Na abertura da 36ª edição do Il Cinema Ritrovato caberá a Stefania Sandrelli, com a sessão de um novo restauro da cópia nova do clássico Il Conformista, que Bernardo Bertolucci realizou em 1970. E com a particularidade de nos permitir uma inesperada homenagem a Jean-Louis Trintignant, desaparecido a semana passada, neste filme icónico.
Como se imagina, cada edição do Cinema Ritrovato é extremamente diversificada, este ano com 400 filmes a serem projectados em oito salas da cidade. Naturalmente, com um destaque particular às sessões ‘sotto le stelle’ na Piazza Maggiore. Aliás, essa programação foi já iniciada, em grande, no passado dia 19, como aperitivo ao festival, com a projecção de O Grande Ditador, de Chaplin, numa sessão dedicada à paz. Nos nossos planos está ainda a possibilidade de ver a adaptação que Francesco Rosi fez em 1984, de Carmen, de Bizet, diante das estrelas e na companhia de muitos milhares de espectadores.

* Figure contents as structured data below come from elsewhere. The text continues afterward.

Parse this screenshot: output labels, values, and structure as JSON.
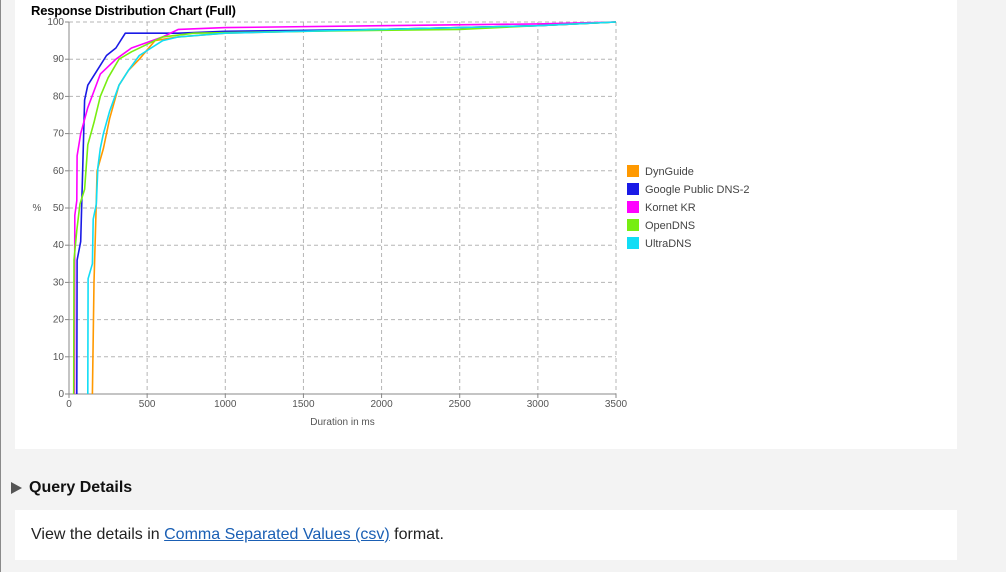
{
  "chart_panel": {
    "title": "Response Distribution Chart (Full)"
  },
  "chart_data": {
    "type": "line",
    "title": "Response Distribution Chart (Full)",
    "xlabel": "Duration in ms",
    "ylabel": "%",
    "xlim": [
      0,
      3500
    ],
    "ylim": [
      0,
      100
    ],
    "x_ticks": [
      0,
      500,
      1000,
      1500,
      2000,
      2500,
      3000,
      3500
    ],
    "y_ticks": [
      0,
      10,
      20,
      30,
      40,
      50,
      60,
      70,
      80,
      90,
      100
    ],
    "grid": true,
    "legend_placement": "right",
    "series": [
      {
        "name": "DynGuide",
        "color": "#ff9900",
        "points": [
          [
            150,
            0
          ],
          [
            160,
            30
          ],
          [
            170,
            45
          ],
          [
            180,
            60
          ],
          [
            220,
            66
          ],
          [
            260,
            74
          ],
          [
            320,
            83
          ],
          [
            380,
            87
          ],
          [
            450,
            90
          ],
          [
            550,
            95
          ],
          [
            700,
            96
          ],
          [
            1000,
            97
          ],
          [
            2000,
            98
          ],
          [
            3000,
            99
          ],
          [
            3500,
            100
          ]
        ]
      },
      {
        "name": "Google Public DNS-2",
        "color": "#1a1ae6",
        "points": [
          [
            50,
            0
          ],
          [
            52,
            36
          ],
          [
            75,
            41
          ],
          [
            100,
            79
          ],
          [
            120,
            83
          ],
          [
            180,
            87
          ],
          [
            240,
            91
          ],
          [
            300,
            93
          ],
          [
            360,
            97
          ],
          [
            700,
            97
          ],
          [
            1000,
            97.5
          ],
          [
            2000,
            98
          ],
          [
            3000,
            99
          ],
          [
            3500,
            100
          ]
        ]
      },
      {
        "name": "Kornet KR",
        "color": "#ff00ff",
        "points": [
          [
            35,
            0
          ],
          [
            37,
            48
          ],
          [
            50,
            52
          ],
          [
            52,
            64
          ],
          [
            75,
            70
          ],
          [
            120,
            77
          ],
          [
            200,
            86
          ],
          [
            300,
            90
          ],
          [
            400,
            93
          ],
          [
            600,
            96
          ],
          [
            700,
            98
          ],
          [
            1000,
            98.5
          ],
          [
            2000,
            99
          ],
          [
            3000,
            99.5
          ],
          [
            3500,
            100
          ]
        ]
      },
      {
        "name": "OpenDNS",
        "color": "#77ee11",
        "points": [
          [
            30,
            0
          ],
          [
            32,
            36
          ],
          [
            50,
            44
          ],
          [
            70,
            51
          ],
          [
            100,
            55
          ],
          [
            120,
            67
          ],
          [
            160,
            73
          ],
          [
            200,
            80
          ],
          [
            250,
            85
          ],
          [
            320,
            90
          ],
          [
            400,
            92
          ],
          [
            500,
            94
          ],
          [
            600,
            96
          ],
          [
            800,
            97
          ],
          [
            1500,
            97.5
          ],
          [
            2500,
            98
          ],
          [
            3500,
            100
          ]
        ]
      },
      {
        "name": "UltraDNS",
        "color": "#11ddf5",
        "points": [
          [
            120,
            0
          ],
          [
            122,
            31
          ],
          [
            150,
            35
          ],
          [
            155,
            47
          ],
          [
            175,
            51
          ],
          [
            185,
            61
          ],
          [
            200,
            66
          ],
          [
            220,
            70
          ],
          [
            260,
            76
          ],
          [
            320,
            83
          ],
          [
            380,
            87
          ],
          [
            450,
            91
          ],
          [
            600,
            95
          ],
          [
            700,
            96
          ],
          [
            1000,
            97
          ],
          [
            2000,
            98
          ],
          [
            3000,
            99
          ],
          [
            3500,
            100
          ]
        ]
      }
    ]
  },
  "query_details": {
    "header": "Query Details",
    "text_before": "View the details in ",
    "link_label": "Comma Separated Values (csv)",
    "text_after": " format."
  }
}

Essa é uma programação diária que continuará ao longo do verão, com diversas homenagens, sempre em sessões gratuitas. E sempre com a apresentação, durante o festival, de personalidades do cinema. Assim, além de Stefania Sandrelli, também o cineasta Walter Hill (The Warriors), a atriz Alice Rohrwacher (a apresentar o seu novo filme, Le Pupile), além de Thierry Frémaux (o director artístico do festival de Cannes), John Landis (apresentará Blues Brothers) ou Wes Anderson (apresentará The Last Picture Show, de Peter Bogdanovich), entre muitos outros.

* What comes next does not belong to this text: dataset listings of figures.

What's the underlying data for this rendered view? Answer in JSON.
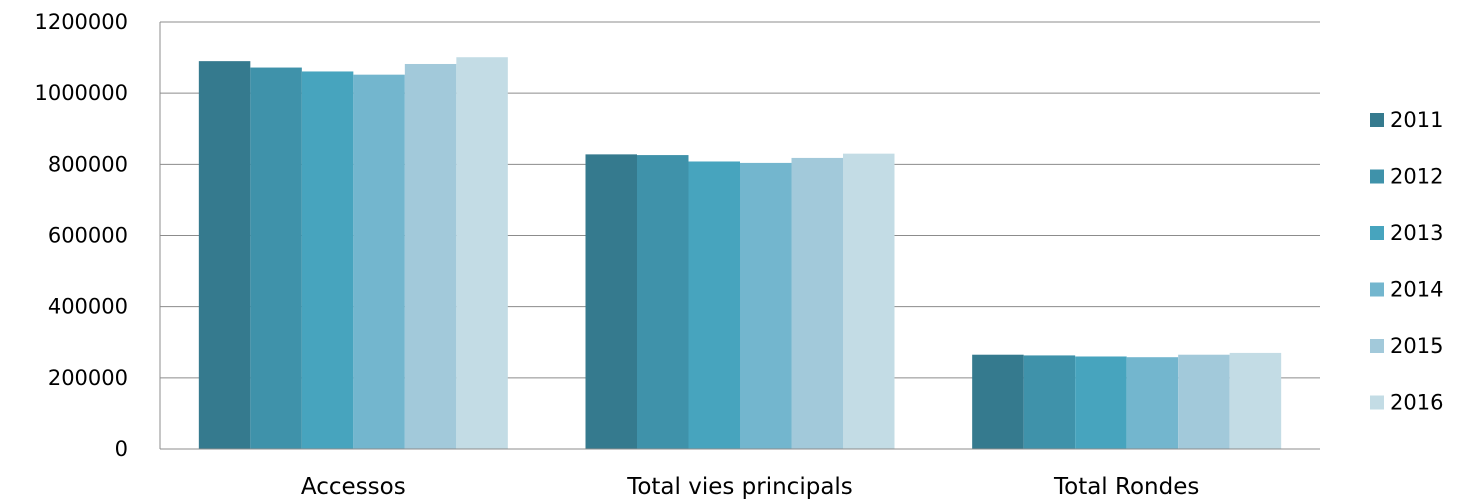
{
  "chart_data": {
    "type": "bar",
    "title": "",
    "xlabel": "",
    "ylabel": "",
    "categories": [
      "Accessos",
      "Total vies principals",
      "Total Rondes"
    ],
    "series": [
      {
        "name": "2011",
        "color": "#357A8E",
        "values": [
          1090000,
          828000,
          265000
        ]
      },
      {
        "name": "2012",
        "color": "#3F92AA",
        "values": [
          1072000,
          826000,
          263000
        ]
      },
      {
        "name": "2013",
        "color": "#47A4BE",
        "values": [
          1061000,
          808000,
          260000
        ]
      },
      {
        "name": "2014",
        "color": "#73B6CE",
        "values": [
          1052000,
          804000,
          258000
        ]
      },
      {
        "name": "2015",
        "color": "#A2C9DA",
        "values": [
          1082000,
          818000,
          265000
        ]
      },
      {
        "name": "2016",
        "color": "#C3DCE5",
        "values": [
          1101000,
          830000,
          270000
        ]
      }
    ],
    "ylim": [
      0,
      1200000
    ],
    "yticks": [
      "0",
      "200000",
      "400000",
      "600000",
      "800000",
      "1000000",
      "1200000"
    ],
    "grid": true,
    "legend_position": "right"
  }
}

O festival propriamente dito divide-se sobretudo em três secções, com diversas sub-secções: desde logo, O Paraíso dos Cinéfilos (Il Paradiso dei Cinefili), com curadoria de Gian Luca Farinelli, director da Cineteca de Bolonha e criador do festival (em 1986), com uma lista vasta de várias dezenas de novos filmes restaurados. Só a lista de apelidos impressiona: Renoir, Buñuel, De Sica, Ophuls, Sirk, Stevens, Visconti, Melville, Rosi, Tarkovsky, Eustache, Bertolucci, Carax e Bogdanovich. Mas também Murau ou Stroheim, do período mudo. A este programa clássico junta-se ainda cópias novas de um cinema mais ‘pop’. De Dario Argento (Tenebre) a David Lynch (Twin Peaks: Fire Walk With Me); de John Waters (Pink Flamingo) a Gerard Damiano, com o restauro de A Garganta Funda, de que se celebram os 50 anos!

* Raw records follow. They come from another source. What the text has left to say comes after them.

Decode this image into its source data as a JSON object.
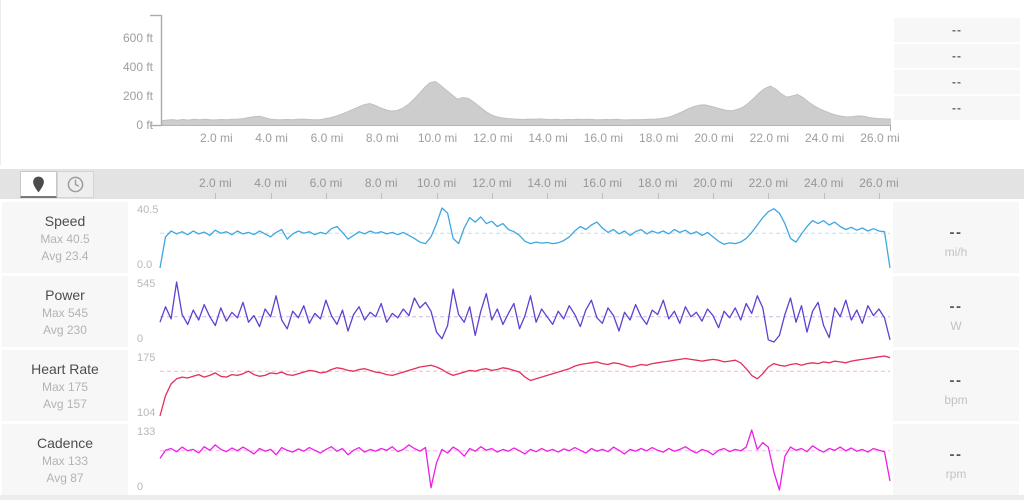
{
  "theme": {
    "panel_bg": "#f7f7f7",
    "toolbar_bg": "#e3e3e3",
    "axis_color": "#aaaaaa",
    "label_color": "#9e9e9e"
  },
  "elevation_panel": {
    "y_ticks": [
      "600 ft",
      "400 ft",
      "200 ft",
      "0 ft"
    ],
    "x_ticks": [
      "2.0 mi",
      "4.0 mi",
      "6.0 mi",
      "8.0 mi",
      "10.0 mi",
      "12.0 mi",
      "14.0 mi",
      "16.0 mi",
      "18.0 mi",
      "20.0 mi",
      "22.0 mi",
      "24.0 mi",
      "26.0 mi"
    ]
  },
  "summary_panel": {
    "rows": [
      "--",
      "--",
      "--",
      "--"
    ]
  },
  "toolbar": {
    "distance_button_icon": "map-pin-icon",
    "time_button_icon": "clock-icon",
    "x_ticks": [
      "2.0 mi",
      "4.0 mi",
      "6.0 mi",
      "8.0 mi",
      "10.0 mi",
      "12.0 mi",
      "14.0 mi",
      "16.0 mi",
      "18.0 mi",
      "20.0 mi",
      "22.0 mi",
      "24.0 mi",
      "26.0 mi"
    ]
  },
  "metrics": [
    {
      "name": "Speed",
      "max_label": "Max 40.5",
      "avg_label": "Avg 23.4",
      "ymax_label": "40.5",
      "ymin_label": "0.0",
      "value": "--",
      "unit": "mi/h"
    },
    {
      "name": "Power",
      "max_label": "Max 545",
      "avg_label": "Avg 230",
      "ymax_label": "545",
      "ymin_label": "0",
      "value": "--",
      "unit": "W"
    },
    {
      "name": "Heart Rate",
      "max_label": "Max 175",
      "avg_label": "Avg 157",
      "ymax_label": "175",
      "ymin_label": "104",
      "value": "--",
      "unit": "bpm"
    },
    {
      "name": "Cadence",
      "max_label": "Max 133",
      "avg_label": "Avg 87",
      "ymax_label": "133",
      "ymin_label": "0",
      "value": "--",
      "unit": "rpm"
    }
  ],
  "chart_data": [
    {
      "id": "elevation",
      "type": "area",
      "xlabel": "mi",
      "ylabel": "ft",
      "x_range": [
        0,
        26.4
      ],
      "y_ticks": [
        0,
        200,
        400,
        600
      ],
      "x_tick_interval_mi": 2,
      "fill_color": "#cdcdcd",
      "edge_color": "#c0c0c0",
      "grid": false,
      "values": [
        30,
        34,
        37,
        33,
        38,
        34,
        39,
        36,
        40,
        36,
        35,
        38,
        36,
        39,
        41,
        44,
        52,
        58,
        60,
        50,
        40,
        37,
        36,
        38,
        36,
        39,
        41,
        38,
        36,
        37,
        44,
        52,
        62,
        76,
        92,
        108,
        124,
        140,
        148,
        135,
        118,
        104,
        96,
        100,
        115,
        140,
        175,
        215,
        258,
        292,
        300,
        272,
        240,
        208,
        178,
        190,
        183,
        158,
        128,
        98,
        74,
        58,
        50,
        45,
        42,
        40,
        38,
        41,
        39,
        42,
        40,
        37,
        39,
        36,
        38,
        37,
        39,
        38,
        40,
        37,
        36,
        38,
        37,
        39,
        36,
        35,
        37,
        36,
        38,
        39,
        41,
        44,
        50,
        60,
        75,
        92,
        110,
        126,
        136,
        140,
        131,
        121,
        110,
        101,
        98,
        108,
        122,
        150,
        185,
        222,
        252,
        268,
        248,
        215,
        192,
        200,
        210,
        188,
        158,
        132,
        112,
        95,
        80,
        68,
        60,
        55,
        58,
        63,
        60,
        52,
        47,
        44,
        42,
        40
      ]
    },
    {
      "id": "speed",
      "type": "line",
      "name": "Speed",
      "unit": "mi/h",
      "x_range": [
        0,
        26.4
      ],
      "y_range": [
        0,
        40.5
      ],
      "max": 40.5,
      "avg": 23.4,
      "color": "#3fa7e0",
      "avg_line": "dashed",
      "values": [
        0,
        21,
        25,
        23,
        24.5,
        22.5,
        25,
        23,
        24.2,
        22,
        25.5,
        23.5,
        24.5,
        22.5,
        25,
        23,
        24,
        22.5,
        25,
        23,
        21,
        24,
        26,
        19.5,
        23,
        25,
        23.5,
        24.5,
        22.5,
        24,
        23,
        26.5,
        28,
        24,
        19.5,
        22,
        24.5,
        23,
        25,
        23.5,
        24.5,
        23,
        24,
        22.5,
        24,
        22,
        20,
        17.5,
        16.5,
        21,
        30,
        40.5,
        37,
        20,
        16.5,
        27,
        34,
        31,
        34.5,
        30,
        31.5,
        28,
        30,
        26,
        24.5,
        22,
        18,
        16.5,
        17.5,
        16.8,
        17.2,
        16.5,
        17,
        18.5,
        21,
        25,
        28,
        26,
        29,
        31,
        27,
        24,
        26,
        23,
        25,
        22,
        24.5,
        26,
        23,
        25,
        23.5,
        25,
        23,
        26,
        24,
        25.5,
        23,
        24.5,
        22,
        24,
        21,
        18,
        16,
        17,
        16.5,
        17.5,
        20,
        24,
        29,
        34,
        38,
        40,
        37,
        30,
        20,
        17.5,
        23,
        28,
        32,
        30,
        32,
        29,
        31,
        28,
        26,
        27.5,
        25.5,
        27,
        25,
        26.5,
        25,
        24.5,
        0
      ]
    },
    {
      "id": "power",
      "type": "line",
      "name": "Power",
      "unit": "W",
      "x_range": [
        0,
        26.4
      ],
      "y_range": [
        0,
        545
      ],
      "max": 545,
      "avg": 230,
      "color": "#6240cf",
      "avg_line": "dashed",
      "values": [
        180,
        320,
        210,
        545,
        250,
        160,
        290,
        200,
        340,
        230,
        150,
        310,
        190,
        270,
        220,
        360,
        180,
        240,
        140,
        300,
        230,
        420,
        200,
        120,
        280,
        220,
        330,
        170,
        260,
        210,
        380,
        240,
        160,
        290,
        100,
        250,
        320,
        200,
        270,
        230,
        350,
        180,
        260,
        220,
        300,
        240,
        400,
        310,
        360,
        280,
        90,
        30,
        150,
        480,
        250,
        180,
        320,
        60,
        280,
        440,
        200,
        300,
        160,
        260,
        350,
        120,
        240,
        420,
        180,
        300,
        230,
        160,
        280,
        210,
        330,
        250,
        140,
        290,
        380,
        220,
        170,
        310,
        240,
        100,
        270,
        200,
        340,
        230,
        160,
        290,
        250,
        380,
        210,
        280,
        170,
        320,
        230,
        270,
        190,
        300,
        240,
        130,
        280,
        220,
        310,
        200,
        350,
        260,
        420,
        310,
        20,
        0,
        60,
        250,
        400,
        180,
        330,
        90,
        280,
        360,
        150,
        40,
        310,
        230,
        380,
        200,
        290,
        170,
        330,
        240,
        300,
        220,
        20
      ]
    },
    {
      "id": "heart_rate",
      "type": "line",
      "name": "Heart Rate",
      "unit": "bpm",
      "x_range": [
        0,
        26.4
      ],
      "y_range": [
        104,
        175
      ],
      "max": 175,
      "avg": 157,
      "color": "#e52e5c",
      "avg_line": "dashed",
      "values": [
        104,
        128,
        142,
        148,
        150,
        149,
        151,
        153,
        150,
        152,
        155,
        151,
        150,
        153,
        152,
        154,
        157,
        153,
        151,
        152,
        155,
        154,
        156,
        153,
        152,
        154,
        156,
        158,
        157,
        155,
        156,
        159,
        161,
        160,
        158,
        157,
        159,
        160,
        158,
        156,
        155,
        153,
        152,
        154,
        156,
        158,
        160,
        162,
        163,
        164,
        162,
        159,
        155,
        152,
        154,
        156,
        158,
        157,
        159,
        160,
        158,
        159,
        161,
        160,
        158,
        156,
        150,
        146,
        148,
        150,
        152,
        154,
        156,
        158,
        160,
        163,
        165,
        166,
        167,
        168,
        166,
        165,
        167,
        166,
        164,
        162,
        163,
        165,
        164,
        166,
        167,
        168,
        169,
        170,
        171,
        172,
        171,
        170,
        169,
        170,
        171,
        170,
        168,
        169,
        170,
        167,
        160,
        152,
        148,
        154,
        162,
        166,
        164,
        163,
        165,
        166,
        164,
        166,
        167,
        166,
        168,
        167,
        169,
        168,
        167,
        169,
        170,
        171,
        172,
        173,
        174,
        175,
        173
      ]
    },
    {
      "id": "cadence",
      "type": "line",
      "name": "Cadence",
      "unit": "rpm",
      "x_range": [
        0,
        26.4
      ],
      "y_range": [
        0,
        133
      ],
      "max": 133,
      "avg": 87,
      "color": "#ec20e0",
      "avg_line": "dashed",
      "values": [
        70,
        88,
        92,
        85,
        95,
        87,
        90,
        82,
        96,
        88,
        100,
        90,
        85,
        93,
        87,
        95,
        88,
        80,
        92,
        86,
        90,
        78,
        94,
        88,
        84,
        91,
        86,
        94,
        88,
        82,
        90,
        96,
        86,
        92,
        78,
        88,
        94,
        84,
        90,
        86,
        92,
        88,
        96,
        85,
        90,
        100,
        92,
        86,
        94,
        5,
        60,
        90,
        82,
        95,
        88,
        75,
        92,
        86,
        96,
        88,
        92,
        84,
        90,
        86,
        93,
        87,
        80,
        90,
        85,
        92,
        86,
        90,
        84,
        91,
        87,
        94,
        88,
        82,
        92,
        86,
        90,
        85,
        95,
        88,
        80,
        90,
        86,
        92,
        87,
        94,
        88,
        84,
        92,
        86,
        90,
        96,
        88,
        82,
        90,
        86,
        78,
        88,
        92,
        85,
        90,
        87,
        95,
        133,
        90,
        105,
        95,
        40,
        0,
        75,
        95,
        88,
        92,
        85,
        98,
        90,
        84,
        92,
        88,
        95,
        87,
        93,
        86,
        90,
        84,
        92,
        88,
        85,
        20
      ]
    }
  ]
}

Já A Máquina do Tempo encarrega-se da evocação centenária, este ano, naturalmente, focada nesse esplendoroso 1922 que nos trouxe filmes como Nosferatu, de Murnau, que terá uma sessão com orquestra ao vivo na Piazza, também Foolish Wives, o primeiro épico de Erich Von Stroheim, igualmente no mesmo espaço, ou Nanuk, o Esquimó, de Robert J. Flaherty (que já teve sessão na Cinemateca Portuguesa e terá ainda em outros festivais, como por exemplo Pordedone). Ainda um programa dedicado ao mítico cineasta pioneiro Victorin-Hippolyte Jasset, a descobrir. Por fim, na secção A Máquina do Espaço vão apresentar-se mostras do japonês Kenji Misumi (1921-75), autor de filmes de época (jidai-geki), uma retrospectiva das comédias alemãs do início dos anos 30, durante o período cabaret. Na rubrica Cinemalibero propõe-se uma viagem ‘não-linear’ por diversas latitudes: da Finlândia a Kerala, passando pelo Brasil. Por fim, mas seguramente não em último, um programa dedicado ao cinema húngaro dos anos 50.
Sim, haverá ainda tempo para rever as duas horas e 40 minutos de A Mãe e a Puta, o clássico de Jean Eustache, de 1973, bem como assistir à conferência sobre o seu restauro, antes da sua exibição, em Lisboa, no Cinema Nimas, já no próximo mês. Portanto, aguarda-nos uma semana de alguma intensidade. Ideal para restaurar o acerto cinéfilo. E que muitos entusiastas poderão celebrar com a cópia em DVD de Maria do Mar, de Leitão de Barros, de 1930, finalista dos prémios de edições digitais do festival. Viva o cinema Ritrovato!